Au vu de l’incertitude concernant le moment auquel la réduction de l’offre sera effectivement répercutée sur le consommateur final, la hausse persistante des perspectives inflationnistes est justifiée. Mais ce n’est pas le cas pour celle des primes de terme réelles, du moins au stade actuel. Il faudra attendre que les politiques de relance axées sur l’investissement productif dans les infrastructures, la transition énergétique ou l’éducation soient d’une qualité suffisante pour donner le signal de l’accélération potentielle d’une croissance durable et inclusive. Avant que les banques centrales décident de relever les taux directeurs, il sera nécessaire de compter entre 6 et 18 mois pour que les taux réels à court et à long terme changent de direction et reprennent le chemin de la hausse. Or, compte tenu des orientations prospectives marquées selon lesquelles les taux directeurs resteront inchangés ces prochaines années (trois ans pour la Fed et cinq pour la BCE), il semble difficile d’envisager une pentification durable de la courbe des taux.

Le flou domine

Mais ne nous y trompons pas, les intervenants sur le marché suivront de près l’évolution vers une croissance économique réelle inclusive, car la détermination du point d’inflexion est d'une importance capitale. Plus le temps nécessaire à la reprise de la coopération internationale et donc à celle du commerce sera long, plus cette phase de taux nominaux proches du niveau actuel, voire inférieur, durera. Il convient néanmoins de scruter le quotidien et d’en écarter tout ce qui n’est que bruitage et parasites afin de discerner les véritables facteurs annonciateurs d’une normalisation des taux d’intérêt à long terme. Mais cette dernière reste encore lointaine.

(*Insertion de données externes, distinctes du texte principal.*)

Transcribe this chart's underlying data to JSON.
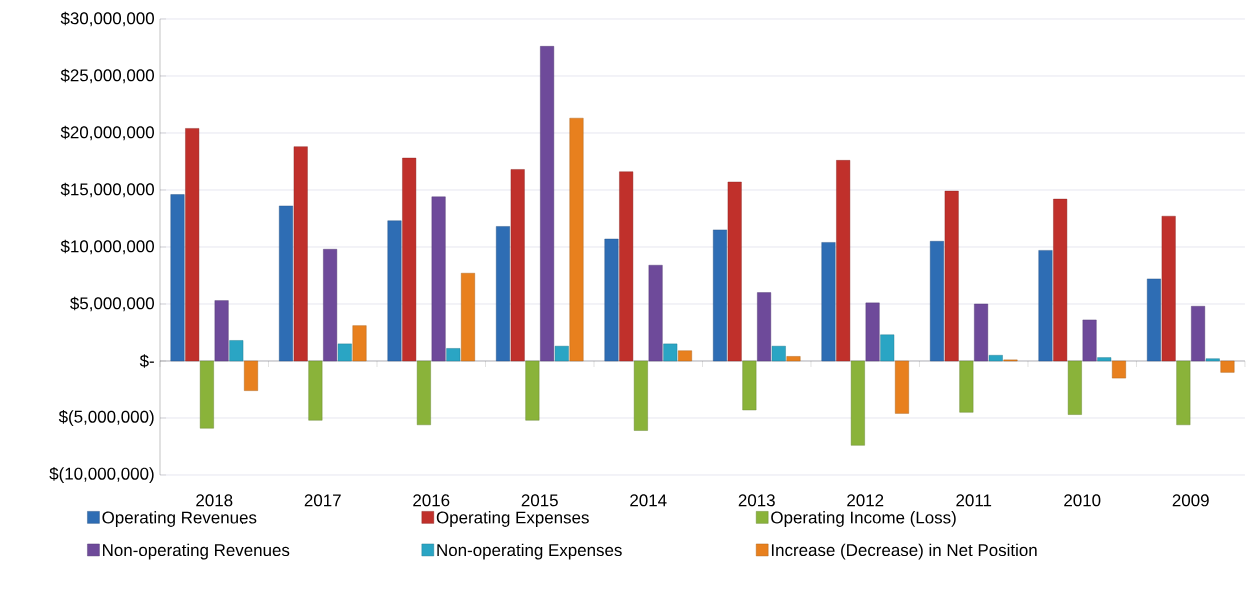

En fin de compte, la bonne performance d’un investissement en obligations repose sur la capacité à bien distinguer les facteurs qui influencent l’évolution des taux directeurs de ceux qui déterminent celle des taux à long terme. La phase que nous traversons actuellement est caractérisée par des mesures de relance qui cherchent à atténuer l’impact de la récession et à permettre une reprise progressive de l’économie.

Pour évaluer correctement le niveau des taux de référence, il convient de déterminer le type de politique économique choisi par les pays développés et les pays émergents pour stimuler leur potentiel de croissance. A l’heure actuelle, la situation reste très floue.